Guillaume de Baillou (Latin: Ballonius) (1538–1616) was a French physician born in Paris. He was a member of the Baillou family, one of the oldest aristocratic families in Europe.

== Life ==
He studied at the University of Paris, where he was a pupil of Jean Fernel (1497–1558). He attained his Bachelor of Arts degree in 1568, and his medical doctorate in 1570. He was an instructor in Paris for 46 years, and eventually became dean of the Faculty of Medicine. For a period of time he was personal physician to Henry IV (1553–1610).

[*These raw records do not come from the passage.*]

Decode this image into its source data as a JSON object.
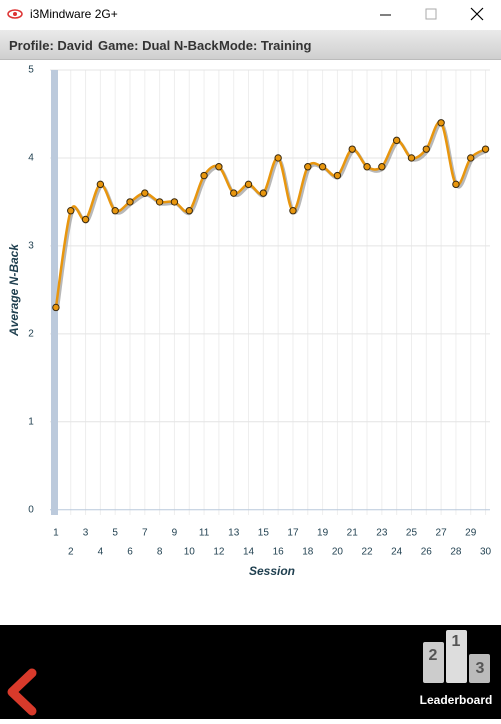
{
  "window": {
    "title": "i3Mindware 2G+"
  },
  "header": {
    "profile": "Profile: David",
    "game": "Game: Dual N-Back",
    "mode": "Mode: Training"
  },
  "chart_data": {
    "type": "line",
    "x_label": "Session",
    "y_label": "Average N-Back",
    "x": [
      1,
      2,
      3,
      4,
      5,
      6,
      7,
      8,
      9,
      10,
      11,
      12,
      13,
      14,
      15,
      16,
      17,
      18,
      19,
      20,
      21,
      22,
      23,
      24,
      25,
      26,
      27,
      28,
      29,
      30
    ],
    "values": [
      2.3,
      3.4,
      3.3,
      3.7,
      3.4,
      3.5,
      3.6,
      3.5,
      3.5,
      3.4,
      3.8,
      3.9,
      3.6,
      3.7,
      3.6,
      4.0,
      3.4,
      3.9,
      3.9,
      3.8,
      4.1,
      3.9,
      3.9,
      4.2,
      4.0,
      4.1,
      4.4,
      3.7,
      4.0,
      4.1
    ],
    "color": "#e8960e",
    "xlim": [
      0.6,
      30.3
    ],
    "ylim": [
      -0.06,
      5
    ],
    "xticks": [
      1,
      2,
      3,
      4,
      5,
      6,
      7,
      8,
      9,
      10,
      11,
      12,
      13,
      14,
      15,
      16,
      17,
      18,
      19,
      20,
      21,
      22,
      23,
      24,
      25,
      26,
      27,
      28,
      29,
      30
    ],
    "yticks": [
      0,
      1,
      2,
      3,
      4,
      5
    ],
    "grid": true
  },
  "footer": {
    "podium": [
      "2",
      "1",
      "3"
    ],
    "leaderboard": "Leaderboard"
  }
}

Guillaume de Baillou is considered to be the first epidemiologist since Hippocrates, and is credited as the founder of modern epidemiology. He did extensive studies of epidemics that plagued Paris, and is additionally credited with providing the first clinical description of pertussis (whooping cough) in 1578. He also provided the first modern descriptions of rheumatism and arthritis of which he defined in the treatise Liber de Rheumatismo et Pleuritide dorsali.

Guillaume de Baillou is an ancestor of Jean Chevallier de Baillou (1684–1758) whose famous geology collection provided the basis for today's Natural History Museum of Vienna, Austria.

== Works ==
- Guillaume de Baillou (1734). "Gulielmi Ballonii Opera medica omnia"

== Bibliography ==
- Guillaume de Baillou Biography (1538–1616).